Lack of insurance (or funds) should not prevent you from seeking medical support of any kind. And it is important to note that Kenalog therapy is also covered under most insurance (including medicare/medicaid--so, they can afford to administer treatment). But, even if they don't take your particular insurance, public/teaching hospitals also have sliding scales, payment plans, etc. (and also cannot turn away patients as they receive federal funds and grants due to their special status as 'teaching' facilities). If anyone seems hesitant in administering treatment or refuses to at least attempt the therapy for a period of months, seek another 'medical' opinion... Try one of the local dermatology clinics attached to universities in your region or any female dermatologic specialist in your area as most alopecia patients report that Women dermatologists tend to be more sensitive and more likely to give more thorough treatment and exams, etc..
The only real difference betweeen going to a private medical center and a teaching hospital is that medical insurance may not cover the costs and you might have to pay out of pocket.

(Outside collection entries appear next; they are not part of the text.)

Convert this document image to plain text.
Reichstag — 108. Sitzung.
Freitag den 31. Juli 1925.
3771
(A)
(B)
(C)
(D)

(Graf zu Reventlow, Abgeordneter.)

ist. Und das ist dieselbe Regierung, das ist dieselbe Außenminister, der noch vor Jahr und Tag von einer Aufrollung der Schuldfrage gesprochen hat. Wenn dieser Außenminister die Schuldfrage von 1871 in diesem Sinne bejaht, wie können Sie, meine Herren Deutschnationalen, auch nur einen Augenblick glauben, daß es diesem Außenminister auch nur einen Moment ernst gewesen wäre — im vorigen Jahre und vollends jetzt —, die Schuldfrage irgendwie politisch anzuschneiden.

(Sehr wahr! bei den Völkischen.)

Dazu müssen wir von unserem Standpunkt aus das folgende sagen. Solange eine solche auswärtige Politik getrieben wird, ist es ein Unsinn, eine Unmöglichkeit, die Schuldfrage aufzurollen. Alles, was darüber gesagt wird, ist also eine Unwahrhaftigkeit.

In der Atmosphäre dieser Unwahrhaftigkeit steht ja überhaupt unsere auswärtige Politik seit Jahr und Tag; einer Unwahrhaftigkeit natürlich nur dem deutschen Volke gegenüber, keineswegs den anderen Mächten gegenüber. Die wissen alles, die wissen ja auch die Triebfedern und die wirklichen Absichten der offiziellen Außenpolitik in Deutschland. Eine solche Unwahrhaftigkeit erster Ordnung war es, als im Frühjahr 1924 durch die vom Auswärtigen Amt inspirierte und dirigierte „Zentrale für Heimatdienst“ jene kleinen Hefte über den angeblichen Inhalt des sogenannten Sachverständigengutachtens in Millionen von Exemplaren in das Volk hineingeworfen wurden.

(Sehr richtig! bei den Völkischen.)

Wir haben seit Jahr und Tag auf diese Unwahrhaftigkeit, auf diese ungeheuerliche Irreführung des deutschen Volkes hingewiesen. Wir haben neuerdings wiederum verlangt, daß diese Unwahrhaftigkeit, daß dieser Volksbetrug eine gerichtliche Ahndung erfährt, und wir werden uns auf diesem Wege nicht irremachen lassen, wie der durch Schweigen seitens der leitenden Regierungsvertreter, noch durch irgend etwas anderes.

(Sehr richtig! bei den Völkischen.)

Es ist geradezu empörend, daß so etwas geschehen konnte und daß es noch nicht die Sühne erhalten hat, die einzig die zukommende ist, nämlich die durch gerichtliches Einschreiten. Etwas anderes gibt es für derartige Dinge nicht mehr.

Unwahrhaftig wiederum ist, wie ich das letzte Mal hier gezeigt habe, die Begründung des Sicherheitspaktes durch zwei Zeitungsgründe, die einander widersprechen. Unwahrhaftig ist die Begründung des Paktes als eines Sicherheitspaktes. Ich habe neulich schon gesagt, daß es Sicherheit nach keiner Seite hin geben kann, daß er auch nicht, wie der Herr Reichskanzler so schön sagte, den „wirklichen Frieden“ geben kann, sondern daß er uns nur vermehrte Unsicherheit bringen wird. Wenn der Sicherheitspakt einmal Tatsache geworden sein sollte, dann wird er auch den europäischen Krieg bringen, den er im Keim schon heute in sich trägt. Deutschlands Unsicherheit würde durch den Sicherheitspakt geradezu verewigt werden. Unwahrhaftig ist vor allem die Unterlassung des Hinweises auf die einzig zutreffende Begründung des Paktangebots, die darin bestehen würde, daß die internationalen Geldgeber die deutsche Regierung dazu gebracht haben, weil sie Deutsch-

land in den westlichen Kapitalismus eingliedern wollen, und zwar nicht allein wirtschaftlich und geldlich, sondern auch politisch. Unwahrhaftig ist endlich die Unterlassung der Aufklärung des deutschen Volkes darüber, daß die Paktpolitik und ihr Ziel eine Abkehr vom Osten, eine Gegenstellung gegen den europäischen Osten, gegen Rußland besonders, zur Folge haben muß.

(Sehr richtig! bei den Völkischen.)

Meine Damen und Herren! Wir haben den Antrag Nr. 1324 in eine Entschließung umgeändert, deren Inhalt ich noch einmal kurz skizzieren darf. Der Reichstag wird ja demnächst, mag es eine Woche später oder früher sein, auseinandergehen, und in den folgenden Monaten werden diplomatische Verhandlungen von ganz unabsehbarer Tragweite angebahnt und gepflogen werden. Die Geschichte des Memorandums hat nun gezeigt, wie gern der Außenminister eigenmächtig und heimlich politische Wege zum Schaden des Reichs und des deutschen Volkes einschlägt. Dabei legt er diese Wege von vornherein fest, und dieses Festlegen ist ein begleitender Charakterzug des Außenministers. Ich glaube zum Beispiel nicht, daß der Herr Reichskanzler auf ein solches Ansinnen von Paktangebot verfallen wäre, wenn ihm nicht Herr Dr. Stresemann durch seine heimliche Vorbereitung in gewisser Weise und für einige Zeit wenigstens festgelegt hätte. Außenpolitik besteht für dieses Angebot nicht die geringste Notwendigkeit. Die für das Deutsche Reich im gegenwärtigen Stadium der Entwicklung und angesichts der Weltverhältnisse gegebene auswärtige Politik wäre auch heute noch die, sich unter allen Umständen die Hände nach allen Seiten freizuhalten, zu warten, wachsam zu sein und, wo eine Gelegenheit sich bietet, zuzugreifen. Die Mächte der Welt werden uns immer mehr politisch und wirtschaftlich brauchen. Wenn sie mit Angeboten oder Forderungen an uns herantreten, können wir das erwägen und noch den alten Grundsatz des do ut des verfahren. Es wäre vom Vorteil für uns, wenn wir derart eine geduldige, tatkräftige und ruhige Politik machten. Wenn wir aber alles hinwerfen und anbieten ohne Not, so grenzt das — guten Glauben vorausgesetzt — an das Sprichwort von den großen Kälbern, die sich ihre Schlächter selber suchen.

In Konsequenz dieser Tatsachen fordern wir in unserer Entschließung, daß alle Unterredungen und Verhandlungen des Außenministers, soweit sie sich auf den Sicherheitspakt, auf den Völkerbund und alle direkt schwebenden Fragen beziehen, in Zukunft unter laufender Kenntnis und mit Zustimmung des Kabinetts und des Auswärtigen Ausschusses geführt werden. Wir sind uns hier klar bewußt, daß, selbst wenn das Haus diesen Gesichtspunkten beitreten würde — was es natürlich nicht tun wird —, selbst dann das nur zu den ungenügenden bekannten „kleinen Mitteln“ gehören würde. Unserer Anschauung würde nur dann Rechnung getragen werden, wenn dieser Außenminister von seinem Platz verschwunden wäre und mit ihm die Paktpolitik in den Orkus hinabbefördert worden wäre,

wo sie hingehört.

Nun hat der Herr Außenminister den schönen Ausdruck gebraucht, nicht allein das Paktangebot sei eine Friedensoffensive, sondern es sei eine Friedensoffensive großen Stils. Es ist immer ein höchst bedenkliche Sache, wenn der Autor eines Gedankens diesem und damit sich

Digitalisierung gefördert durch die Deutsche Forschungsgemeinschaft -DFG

But you can and should seek treatment!
The steroid therapy only speeds up the recovery, but when you have frequent or long term episodes, every little bit helps.

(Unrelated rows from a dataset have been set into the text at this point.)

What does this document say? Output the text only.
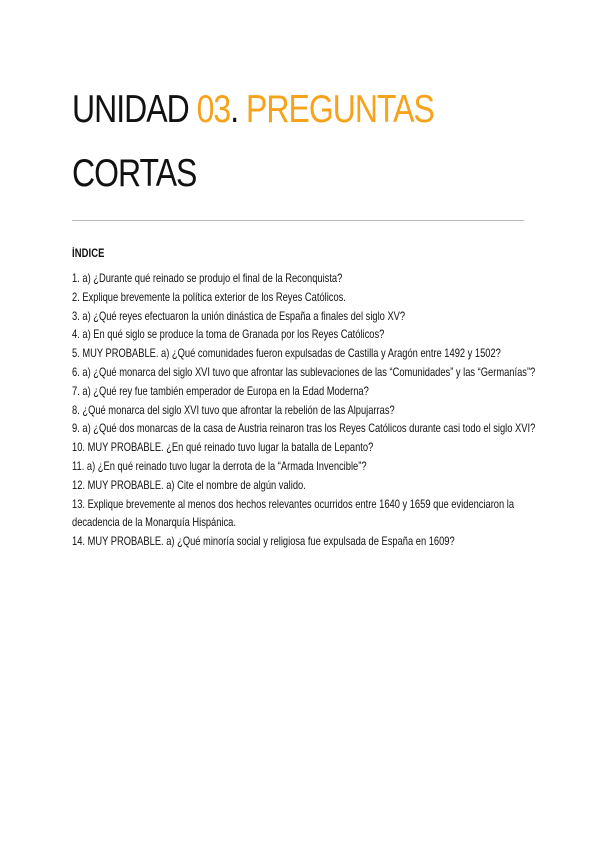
UNIDAD 03. PREGUNTAS
CORTAS
ÍNDICE
1. a) ¿Durante qué reinado se produjo el final de la Reconquista?
2. Explique brevemente la política exterior de los Reyes Católicos.
3. a) ¿Qué reyes efectuaron la unión dinástica de España a finales del siglo XV?
4. a) En qué siglo se produce la toma de Granada por los Reyes Católicos?
5. MUY PROBABLE. a) ¿Qué comunidades fueron expulsadas de Castilla y Aragón entre 1492 y 1502?
6. a) ¿Qué monarca del siglo XVI tuvo que afrontar las sublevaciones de las “Comunidades” y las “Germanías”?
7. a) ¿Qué rey fue también emperador de Europa en la Edad Moderna?
8. ¿Qué monarca del siglo XVI tuvo que afrontar la rebelión de las Alpujarras?
9. a) ¿Qué dos monarcas de la casa de Austria reinaron tras los Reyes Católicos durante casi todo el siglo XVI?
10. MUY PROBABLE. ¿En qué reinado tuvo lugar la batalla de Lepanto?
11. a) ¿En qué reinado tuvo lugar la derrota de la “Armada Invencible”?
12. MUY PROBABLE. a) Cite el nombre de algún valido.
13. Explique brevemente al menos dos hechos relevantes ocurridos entre 1640 y 1659 que evidenciaron la
decadencia de la Monarquía Hispánica.
14. MUY PROBABLE. a) ¿Qué minoría social y religiosa fue expulsada de España en 1609?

And the same is true for non-scarring traction. It will take longer, but you won't need surgery unless there's no response within 4 treatments (which would be the only way to really tell if there is scarring)... Also, an important thing to note is that most people who have traction hairloss also have other (undiagnosed) forms of alopecia...And don’t be fooled by the Minoxidil Myth --Over the counter products such as Minoxidili, only superficially address the symptoms but do not and cannot medically treat the condition. Minoxidil tricks the body by inducing a hormonal response, which is why the hair can grow back, but it is NOT addresssing the issue medically, which is why the hair falls out as soon as you stop using it and also is also why you have uncontrolled response (facial hair, excess body hair, allergy, etc). Women should not use products containing Minoxidil or Finesteride. There is a risk of severe allergic reaction in women than men.
Kenalog injections actually address the auto-immuno disruption, medically while also stimulating the follicles, which is why it is used in treating many different forms of Alopecia (including, Areata and Traction).
But, it’s important to note that the cosmetic dermatologists who perform transplants also utilize the Kenalog (or Triamcinolone) treatment therapy. The only thing is you would probably have to pay out of pocket, which is why it's always best to have an assessment at a medical dermatology clinic/hospital first to determine the care you are eligible for.
And once you have been treated, you don't lose the hair (unless you have another separate Areata episode--, but that's the nature of the condition) But it is the only thing that triggers the body's own natural response to help the hair re-grow on it's own. So, while you may need periodic treatments over the course of your life-time depending on how often your body’s immuno-functions become destabilized (triggering and Areata episode, etc.) , there is treatment available. Not only does Kenalog work, it is still covered by most insurance. And in the end being a proactive assertive patient will only benefit you and the quality of care you (and other patients) receive. Do your research.